Medicação recém-aprovada pode transformar o tratamento do Alzheimer
Aprovado pela Anvisa, ele marca uma nova fase no tratamento da doença.
O ano de 2025 marcou um avanço significativo no combate ao Alzheimer com a aprovação do donanemabe pela Anvisa. Desenvolvido como um anticorpo monoclonal, o medicamento foi projetado para agir diretamente nas causas biológicas da doença, oferecendo uma nova esperança para pacientes em estágios iniciais de comprometimento cognitivo. Com essa aprovação, médicos e familiares ganham mais uma ferramenta para tentar retardar a progressão dos sintomas e melhorar a qualidade de vida dos pacientes.

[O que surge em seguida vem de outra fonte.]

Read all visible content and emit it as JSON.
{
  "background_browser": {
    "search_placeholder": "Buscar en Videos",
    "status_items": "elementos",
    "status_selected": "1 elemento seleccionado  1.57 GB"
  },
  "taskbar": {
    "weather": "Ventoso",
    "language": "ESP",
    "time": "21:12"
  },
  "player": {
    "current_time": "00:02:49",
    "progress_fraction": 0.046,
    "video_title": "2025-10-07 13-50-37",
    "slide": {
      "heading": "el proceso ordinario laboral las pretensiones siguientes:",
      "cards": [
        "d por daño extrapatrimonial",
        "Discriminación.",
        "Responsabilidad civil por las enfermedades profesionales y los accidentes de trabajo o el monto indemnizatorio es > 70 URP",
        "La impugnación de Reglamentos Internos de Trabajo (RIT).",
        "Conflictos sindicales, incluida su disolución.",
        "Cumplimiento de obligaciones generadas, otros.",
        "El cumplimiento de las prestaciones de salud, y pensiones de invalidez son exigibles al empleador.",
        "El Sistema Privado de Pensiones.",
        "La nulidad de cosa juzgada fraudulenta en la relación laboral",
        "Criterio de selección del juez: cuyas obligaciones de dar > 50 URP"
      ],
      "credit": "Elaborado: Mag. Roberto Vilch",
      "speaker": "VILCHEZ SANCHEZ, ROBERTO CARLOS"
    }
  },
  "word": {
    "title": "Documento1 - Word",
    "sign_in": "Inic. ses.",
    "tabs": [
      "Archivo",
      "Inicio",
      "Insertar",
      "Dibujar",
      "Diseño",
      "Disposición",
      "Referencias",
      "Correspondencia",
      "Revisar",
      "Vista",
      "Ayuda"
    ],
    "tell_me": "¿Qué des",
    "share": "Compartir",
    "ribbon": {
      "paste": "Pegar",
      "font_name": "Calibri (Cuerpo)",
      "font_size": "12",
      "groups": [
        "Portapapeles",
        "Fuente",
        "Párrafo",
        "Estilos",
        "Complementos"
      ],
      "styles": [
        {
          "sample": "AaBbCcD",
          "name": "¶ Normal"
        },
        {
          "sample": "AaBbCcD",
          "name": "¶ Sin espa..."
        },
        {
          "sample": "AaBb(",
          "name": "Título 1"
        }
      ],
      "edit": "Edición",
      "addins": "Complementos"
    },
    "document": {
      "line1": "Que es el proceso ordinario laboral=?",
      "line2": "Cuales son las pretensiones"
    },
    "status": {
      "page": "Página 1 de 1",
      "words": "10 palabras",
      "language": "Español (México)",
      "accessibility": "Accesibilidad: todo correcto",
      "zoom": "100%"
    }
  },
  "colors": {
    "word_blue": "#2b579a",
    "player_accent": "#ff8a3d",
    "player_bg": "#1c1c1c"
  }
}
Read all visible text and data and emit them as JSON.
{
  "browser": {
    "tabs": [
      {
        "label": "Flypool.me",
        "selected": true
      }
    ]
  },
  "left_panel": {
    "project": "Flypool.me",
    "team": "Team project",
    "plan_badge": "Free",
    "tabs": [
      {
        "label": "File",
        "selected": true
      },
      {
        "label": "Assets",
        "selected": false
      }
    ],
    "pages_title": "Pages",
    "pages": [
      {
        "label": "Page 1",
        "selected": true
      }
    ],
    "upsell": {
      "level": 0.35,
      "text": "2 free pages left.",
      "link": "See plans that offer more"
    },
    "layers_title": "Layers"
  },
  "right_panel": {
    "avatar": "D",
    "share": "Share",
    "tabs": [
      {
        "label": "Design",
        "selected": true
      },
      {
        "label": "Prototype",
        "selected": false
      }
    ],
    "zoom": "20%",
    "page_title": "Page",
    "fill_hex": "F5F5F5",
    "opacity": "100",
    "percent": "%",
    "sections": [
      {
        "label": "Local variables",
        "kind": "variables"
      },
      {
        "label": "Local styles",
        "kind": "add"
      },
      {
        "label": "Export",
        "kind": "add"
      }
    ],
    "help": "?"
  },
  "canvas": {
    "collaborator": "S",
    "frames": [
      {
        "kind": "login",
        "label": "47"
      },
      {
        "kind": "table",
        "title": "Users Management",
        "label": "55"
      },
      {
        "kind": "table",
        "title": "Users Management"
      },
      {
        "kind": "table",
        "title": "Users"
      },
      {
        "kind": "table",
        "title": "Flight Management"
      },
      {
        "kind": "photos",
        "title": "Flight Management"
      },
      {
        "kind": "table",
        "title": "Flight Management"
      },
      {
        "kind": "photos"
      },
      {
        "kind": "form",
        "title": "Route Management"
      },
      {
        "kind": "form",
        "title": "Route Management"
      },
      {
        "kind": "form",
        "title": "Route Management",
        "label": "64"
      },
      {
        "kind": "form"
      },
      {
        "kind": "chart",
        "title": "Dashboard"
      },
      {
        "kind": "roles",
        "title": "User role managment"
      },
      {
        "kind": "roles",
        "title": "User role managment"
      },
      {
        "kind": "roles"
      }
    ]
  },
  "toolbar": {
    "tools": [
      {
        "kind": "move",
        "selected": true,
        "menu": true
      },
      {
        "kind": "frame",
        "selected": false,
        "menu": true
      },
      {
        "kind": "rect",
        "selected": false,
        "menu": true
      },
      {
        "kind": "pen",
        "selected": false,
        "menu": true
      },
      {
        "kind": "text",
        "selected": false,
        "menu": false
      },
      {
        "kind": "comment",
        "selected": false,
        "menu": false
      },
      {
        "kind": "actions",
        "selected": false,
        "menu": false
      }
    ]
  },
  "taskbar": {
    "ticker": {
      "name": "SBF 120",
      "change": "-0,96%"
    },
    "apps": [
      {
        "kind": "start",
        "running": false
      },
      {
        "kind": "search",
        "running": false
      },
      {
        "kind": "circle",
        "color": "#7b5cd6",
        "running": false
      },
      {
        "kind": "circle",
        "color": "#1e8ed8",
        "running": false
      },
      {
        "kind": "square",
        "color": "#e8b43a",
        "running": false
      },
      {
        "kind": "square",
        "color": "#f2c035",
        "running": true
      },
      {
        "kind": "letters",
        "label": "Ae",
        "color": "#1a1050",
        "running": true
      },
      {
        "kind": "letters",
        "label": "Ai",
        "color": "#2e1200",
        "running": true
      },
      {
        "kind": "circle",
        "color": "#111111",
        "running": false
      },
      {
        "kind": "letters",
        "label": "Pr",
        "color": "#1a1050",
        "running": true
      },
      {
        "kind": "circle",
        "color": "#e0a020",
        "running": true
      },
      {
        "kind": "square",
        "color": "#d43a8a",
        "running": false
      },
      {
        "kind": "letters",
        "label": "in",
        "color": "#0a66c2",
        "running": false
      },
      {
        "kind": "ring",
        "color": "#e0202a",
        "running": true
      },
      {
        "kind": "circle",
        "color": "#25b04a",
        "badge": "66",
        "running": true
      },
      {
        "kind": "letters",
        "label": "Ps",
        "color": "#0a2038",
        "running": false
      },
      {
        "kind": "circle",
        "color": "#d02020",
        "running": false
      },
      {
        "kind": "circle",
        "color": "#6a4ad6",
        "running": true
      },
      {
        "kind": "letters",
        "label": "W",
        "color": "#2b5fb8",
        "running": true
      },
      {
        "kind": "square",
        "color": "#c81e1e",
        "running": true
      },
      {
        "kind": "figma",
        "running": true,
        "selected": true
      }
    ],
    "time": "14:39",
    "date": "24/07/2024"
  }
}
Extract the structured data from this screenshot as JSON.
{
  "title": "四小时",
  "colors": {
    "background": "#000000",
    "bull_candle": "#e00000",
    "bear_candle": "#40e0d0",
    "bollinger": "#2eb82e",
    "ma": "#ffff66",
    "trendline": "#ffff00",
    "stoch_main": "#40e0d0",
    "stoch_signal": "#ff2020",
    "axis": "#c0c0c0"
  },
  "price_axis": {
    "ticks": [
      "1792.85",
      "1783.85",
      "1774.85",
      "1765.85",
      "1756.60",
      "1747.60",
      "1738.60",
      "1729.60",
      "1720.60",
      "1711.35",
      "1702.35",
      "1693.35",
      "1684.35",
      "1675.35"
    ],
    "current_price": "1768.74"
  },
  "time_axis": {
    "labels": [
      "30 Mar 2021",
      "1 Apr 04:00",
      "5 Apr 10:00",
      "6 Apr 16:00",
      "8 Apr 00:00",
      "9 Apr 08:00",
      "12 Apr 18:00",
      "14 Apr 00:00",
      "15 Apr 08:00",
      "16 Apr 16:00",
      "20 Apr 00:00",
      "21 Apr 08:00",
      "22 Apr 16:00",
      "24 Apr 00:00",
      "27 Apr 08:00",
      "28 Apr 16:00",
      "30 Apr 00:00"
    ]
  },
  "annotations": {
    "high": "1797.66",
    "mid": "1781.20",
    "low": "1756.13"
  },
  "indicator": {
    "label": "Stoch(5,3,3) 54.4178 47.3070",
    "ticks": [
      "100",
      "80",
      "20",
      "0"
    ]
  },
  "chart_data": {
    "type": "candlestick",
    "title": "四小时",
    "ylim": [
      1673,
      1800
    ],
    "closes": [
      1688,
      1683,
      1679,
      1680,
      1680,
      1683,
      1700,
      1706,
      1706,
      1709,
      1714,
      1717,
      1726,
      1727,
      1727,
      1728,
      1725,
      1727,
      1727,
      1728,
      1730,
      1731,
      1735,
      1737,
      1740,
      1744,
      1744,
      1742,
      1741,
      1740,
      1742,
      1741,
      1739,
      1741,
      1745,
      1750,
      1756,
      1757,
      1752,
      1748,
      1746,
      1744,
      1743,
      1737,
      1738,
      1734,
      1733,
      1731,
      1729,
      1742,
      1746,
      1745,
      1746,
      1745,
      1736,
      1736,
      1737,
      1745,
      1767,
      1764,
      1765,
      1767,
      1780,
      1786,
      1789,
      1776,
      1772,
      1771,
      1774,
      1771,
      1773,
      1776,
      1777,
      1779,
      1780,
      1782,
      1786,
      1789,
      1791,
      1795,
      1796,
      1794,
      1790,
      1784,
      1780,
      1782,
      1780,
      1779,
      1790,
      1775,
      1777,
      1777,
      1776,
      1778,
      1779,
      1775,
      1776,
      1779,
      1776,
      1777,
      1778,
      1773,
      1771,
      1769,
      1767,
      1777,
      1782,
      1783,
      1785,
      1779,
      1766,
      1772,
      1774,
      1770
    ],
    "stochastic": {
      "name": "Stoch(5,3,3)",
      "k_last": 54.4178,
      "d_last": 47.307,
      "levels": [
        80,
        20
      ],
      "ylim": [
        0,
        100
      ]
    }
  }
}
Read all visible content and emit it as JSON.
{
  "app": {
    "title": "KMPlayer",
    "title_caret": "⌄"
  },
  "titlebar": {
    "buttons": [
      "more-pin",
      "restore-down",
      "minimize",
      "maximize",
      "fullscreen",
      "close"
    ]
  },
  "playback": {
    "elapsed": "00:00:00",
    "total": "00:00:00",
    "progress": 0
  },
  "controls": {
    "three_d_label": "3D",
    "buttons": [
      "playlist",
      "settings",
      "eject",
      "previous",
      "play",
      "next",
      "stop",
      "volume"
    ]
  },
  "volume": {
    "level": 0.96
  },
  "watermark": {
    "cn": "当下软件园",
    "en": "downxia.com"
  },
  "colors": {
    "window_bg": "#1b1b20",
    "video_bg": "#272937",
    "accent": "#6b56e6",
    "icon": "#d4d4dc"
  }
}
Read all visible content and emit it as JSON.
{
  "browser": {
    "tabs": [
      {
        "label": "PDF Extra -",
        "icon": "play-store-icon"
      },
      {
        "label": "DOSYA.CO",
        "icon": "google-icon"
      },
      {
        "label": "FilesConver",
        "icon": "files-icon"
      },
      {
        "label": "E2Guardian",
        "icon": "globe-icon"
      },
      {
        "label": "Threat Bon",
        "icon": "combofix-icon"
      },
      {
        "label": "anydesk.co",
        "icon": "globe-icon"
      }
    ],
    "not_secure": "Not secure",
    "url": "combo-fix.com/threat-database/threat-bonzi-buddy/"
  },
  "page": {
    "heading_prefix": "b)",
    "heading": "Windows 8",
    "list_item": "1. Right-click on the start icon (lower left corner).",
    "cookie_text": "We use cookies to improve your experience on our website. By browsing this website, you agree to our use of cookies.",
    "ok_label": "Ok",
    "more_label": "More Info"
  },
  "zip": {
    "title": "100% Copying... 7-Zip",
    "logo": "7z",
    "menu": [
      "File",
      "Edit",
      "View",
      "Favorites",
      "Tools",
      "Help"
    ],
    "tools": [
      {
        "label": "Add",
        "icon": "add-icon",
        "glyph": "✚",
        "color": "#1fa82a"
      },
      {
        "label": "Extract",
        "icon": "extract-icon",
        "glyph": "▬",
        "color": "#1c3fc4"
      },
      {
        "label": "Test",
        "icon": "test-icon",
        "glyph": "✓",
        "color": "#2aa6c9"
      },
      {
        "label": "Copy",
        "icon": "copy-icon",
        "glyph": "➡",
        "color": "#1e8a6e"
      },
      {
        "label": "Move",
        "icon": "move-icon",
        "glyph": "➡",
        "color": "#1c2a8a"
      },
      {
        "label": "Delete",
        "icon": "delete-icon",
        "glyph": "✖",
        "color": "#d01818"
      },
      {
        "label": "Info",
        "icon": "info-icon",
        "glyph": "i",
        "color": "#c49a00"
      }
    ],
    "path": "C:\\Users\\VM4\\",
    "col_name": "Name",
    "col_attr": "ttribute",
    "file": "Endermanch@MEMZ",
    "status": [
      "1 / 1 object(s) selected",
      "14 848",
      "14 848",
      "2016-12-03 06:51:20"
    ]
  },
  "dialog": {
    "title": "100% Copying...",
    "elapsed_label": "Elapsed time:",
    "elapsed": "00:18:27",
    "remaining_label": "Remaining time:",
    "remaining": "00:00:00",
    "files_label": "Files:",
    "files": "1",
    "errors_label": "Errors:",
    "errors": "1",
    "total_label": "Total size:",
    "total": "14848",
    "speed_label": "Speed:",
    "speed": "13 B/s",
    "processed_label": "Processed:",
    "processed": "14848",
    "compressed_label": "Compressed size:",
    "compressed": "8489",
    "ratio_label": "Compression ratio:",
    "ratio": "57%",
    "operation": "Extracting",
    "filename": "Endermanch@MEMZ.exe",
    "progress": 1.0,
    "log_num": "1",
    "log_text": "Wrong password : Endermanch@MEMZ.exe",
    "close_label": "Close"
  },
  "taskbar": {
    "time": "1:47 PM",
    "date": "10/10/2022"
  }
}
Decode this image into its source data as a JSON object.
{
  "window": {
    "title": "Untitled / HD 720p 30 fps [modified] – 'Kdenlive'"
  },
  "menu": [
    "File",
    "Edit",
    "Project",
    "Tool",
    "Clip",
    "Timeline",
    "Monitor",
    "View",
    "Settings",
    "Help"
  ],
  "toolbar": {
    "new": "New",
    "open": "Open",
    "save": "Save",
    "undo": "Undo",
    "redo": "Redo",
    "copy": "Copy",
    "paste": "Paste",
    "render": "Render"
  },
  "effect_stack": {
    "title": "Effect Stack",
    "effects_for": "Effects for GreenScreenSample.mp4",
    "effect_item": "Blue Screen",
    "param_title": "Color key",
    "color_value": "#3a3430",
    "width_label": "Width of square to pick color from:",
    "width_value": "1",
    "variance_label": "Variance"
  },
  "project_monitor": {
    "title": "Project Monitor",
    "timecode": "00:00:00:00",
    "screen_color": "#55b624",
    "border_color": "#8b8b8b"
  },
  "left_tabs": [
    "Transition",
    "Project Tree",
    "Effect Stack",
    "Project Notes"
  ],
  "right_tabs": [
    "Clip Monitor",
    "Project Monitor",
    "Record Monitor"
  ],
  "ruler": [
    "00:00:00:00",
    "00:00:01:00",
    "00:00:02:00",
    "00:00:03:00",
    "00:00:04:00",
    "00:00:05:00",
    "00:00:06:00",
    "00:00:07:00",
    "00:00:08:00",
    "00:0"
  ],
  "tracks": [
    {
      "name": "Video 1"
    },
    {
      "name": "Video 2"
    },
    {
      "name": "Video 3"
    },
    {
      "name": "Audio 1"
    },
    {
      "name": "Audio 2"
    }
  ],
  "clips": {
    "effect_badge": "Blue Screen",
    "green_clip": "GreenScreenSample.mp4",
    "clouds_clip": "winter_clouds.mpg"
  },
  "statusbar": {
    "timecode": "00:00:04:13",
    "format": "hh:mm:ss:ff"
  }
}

O Alzheimer é uma doença neurodegenerativa que atinge milhões de pessoas no Brasil e no mundo, caracterizando-se pela deterioração progressiva da memória, linguagem e outras funções mentais. A chegada de terapias como o donanemabe — que visam interferir nos processos que desencadeiam a condição, e não apenas aliviar seus efeitos — representa um avanço importante na abordagem clínica da doença, especialmente quando o diagnóstico é feito precocemente, momento em que o tratamento tende a ser mais eficaz.
Como o donanemabe atua no tratamento do Alzheimer?
O donanemabe foi projetado para impedir o acúmulo de placas beta-amiloide no cérebro, um dos principais fatores associados ao desenvolvimento do Alzheimer. Essas placas são depósitos de proteínas que, ao se acumularem, contribuem para a destruição dos neurônios e, consequentemente, para o declínio das funções cognitivas. O medicamento é administrado por via intravenosa, geralmente em centros especializados, e seu uso é indicado para pacientes com diagnóstico confirmado de presença de beta-amiloide por meio de exames específicos.
Estudos clínicos recentes indicaram que o donanemabe pode retardar em até 35% a evolução do quadro em pacientes nos estágios iniciais da doença. No entanto, o tratamento exige acompanhamento médico rigoroso devido ao risco de efeitos colaterais, como dores de cabeça e sangramentos cerebrais. Por esse motivo, a prescrição é restrita a casos selecionados e requer monitoramento constante.
Quais são as opções de medicamentos para Alzheimer disponíveis atualmente?
Além do donanemabe, existem outros medicamentos aprovados para o tratamento do Alzheimer, cada um com mecanismos de ação distintos. Entre os mais utilizados estão:
- Inibidores da colinesterase: Substâncias como a rivastigmina atuam inibindo uma enzima responsável pela degradação de neurotransmissores relacionados à memória, ajudando a reduzir a evolução dos sintomas.
- Memantina: Atua em vias cerebrais específicas para mitigar manifestações da doença, embora não interfira diretamente na causa subjacente.
- Medicamentos para sintomas comportamentais: Pacientes podem apresentar agitação, insônia ou outros distúrbios psiquiátricos, sendo necessário o uso de fármacos para controlar esses sintomas.
O tratamento medicamentoso costuma ser associado a abordagens não farmacológicas, como acompanhamento psicológico, orientação nutricional e terapia ocupacional, compondo uma estratégia multidisciplinar para lidar com os desafios impostos pela doença.

O que muda com a chegada do donanemabe no Brasil?
A introdução do donanemabe no arsenal terapêutico brasileiro marca uma nova etapa no enfrentamento do Alzheimer. Por ser o primeiro medicamento aprovado no país com potencial de atuar na origem da doença, sua chegada pode modificar o panorama do tratamento, especialmente para pacientes diagnosticados precocemente. A expectativa é que, com o tempo, mais pessoas possam se beneficiar dessa inovação, desde que sejam respeitados os critérios de indicação e acompanhamento médico rigoroso.
É importante ressaltar que, apesar dos avanços, o Alzheimer ainda não tem cura. O objetivo principal dos tratamentos disponíveis, incluindo o donanemabe, é retardar a progressão dos sintomas e melhorar a qualidade de vida dos pacientes. O acompanhamento contínuo e a integração de diferentes profissionais de saúde continuam sendo fundamentais para um cuidado eficaz.
Com a aprovação de novas terapias e o desenvolvimento constante de pesquisas, o cenário do tratamento do Alzheimer segue em transformação. O acesso a informações atualizadas e o diálogo entre médicos, pacientes e familiares são essenciais para garantir escolhas seguras e adequadas a cada caso.